Martin Gilbert, chief executive, said: “This is a market where the winner takes it all . . . and we have been the winner. We have done extremely well this year and over the past few years, and our shareholders will see higher dividends.”
However, Mr Gilbert was the first to caution against hopes of a share buyback next year despite pressure from investors who would like to see the build up of cash returned to them.
He was also cautious over whether Aberdeen, which broke into the FTSE 100 for the first time in its 29-year history this year, can keep up the powerful run that has sent its share price rise more than fourfold since the end of 2008, comfortably outpacing its main rivals.
The shares fell 2 per cent to 336.3p on Monday as the wider market dropped too.
Aberdeen, which recorded a 15 per cent rise in underlying pre-tax profits to £347.8m; a 11 per cent increase in revenues to £869.2m; a 10 per cent increase in assets under management to £187.2bn; and a doubling of net cash to £266.4m for the year to the end of September 30, has built on its reputation as the “go to” asset manager for emerging market equities.
A recovery in equity markets has also helped results with underlying earnings per share jumping 21 per cent to 22.6p and the full-year dividend increasing 28 per cent to 11.5p.
Unlike other asset managers, Aberdeen has experienced impressive inflows into equities, particularly emerging market stocks. Equity inflows were £10.2bn, but this was offset by outflows in fixed income, property and money markets. Indeed, new client funds of £36bn – down from £43bn last year – were offset by £36bn of outflows.
Mr Gilbert recognised the need to beef up fixed income and property businesses. “We will try and keep the performance in equities and not lose discipline, while looking to improve in other asset classes,” he said.
The share price tells the story.

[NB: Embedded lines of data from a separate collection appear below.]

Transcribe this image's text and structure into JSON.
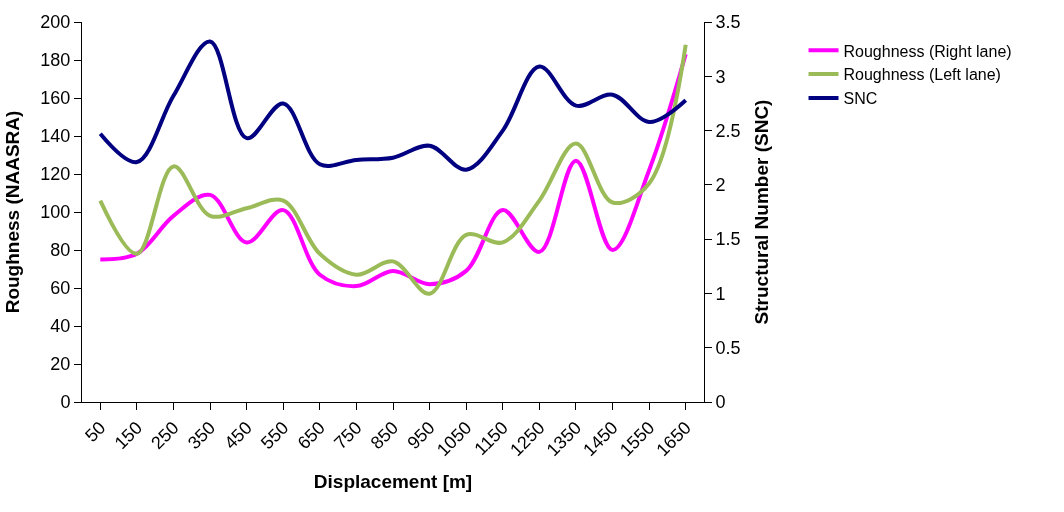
{
  "chart_data": {
    "type": "line",
    "xlabel": "Displacement [m]",
    "ylabel": "Roughness (NAASRA)",
    "y2label": "Structural Number (SNC)",
    "categories": [
      "50",
      "150",
      "250",
      "350",
      "450",
      "550",
      "650",
      "750",
      "850",
      "950",
      "1050",
      "1150",
      "1250",
      "1350",
      "1450",
      "1550",
      "1650"
    ],
    "series": [
      {
        "name": "Roughness (Right lane)",
        "color": "#ff00ff",
        "values": [
          75,
          78,
          98,
          109,
          84,
          101,
          67,
          61,
          69,
          62,
          69,
          101,
          79,
          127,
          80,
          122,
          183
        ]
      },
      {
        "name": "Roughness (Left lane)",
        "color": "#9bbb59",
        "values": [
          106,
          78,
          124,
          98,
          102,
          106,
          78,
          67,
          74,
          57,
          88,
          84,
          106,
          136,
          105,
          115,
          188
        ]
      },
      {
        "name": "SNC",
        "color": "#000080",
        "axis": "y2",
        "values": [
          2.47,
          2.21,
          2.82,
          3.32,
          2.43,
          2.75,
          2.19,
          2.23,
          2.25,
          2.36,
          2.14,
          2.5,
          3.09,
          2.73,
          2.83,
          2.58,
          2.78
        ]
      }
    ],
    "ylim": [
      0,
      200
    ],
    "yticks": [
      0,
      20,
      40,
      60,
      80,
      100,
      120,
      140,
      160,
      180,
      200
    ],
    "y2lim": [
      0,
      3.5
    ],
    "y2ticks": [
      0,
      0.5,
      1,
      1.5,
      2,
      2.5,
      3,
      3.5
    ],
    "legend": "right",
    "marker": "none",
    "line_style": "solid"
  }
}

Aberdeen is the star in the UK asset management sector, outshining other strong groups such as Schroders and Ashmore. Trading on a forward earnings multiple of 13.69, it is also not overly expensive. JPMorgan has raised its 12-month price target to 414p from 330p. However, there are worries over whether Aberdeen can sustain this impressive momentum as its emerging market equity business may struggle to grow further. It needs to attract business in other areas such as fixed income, property and money markets, if it wants to keep leading the pack.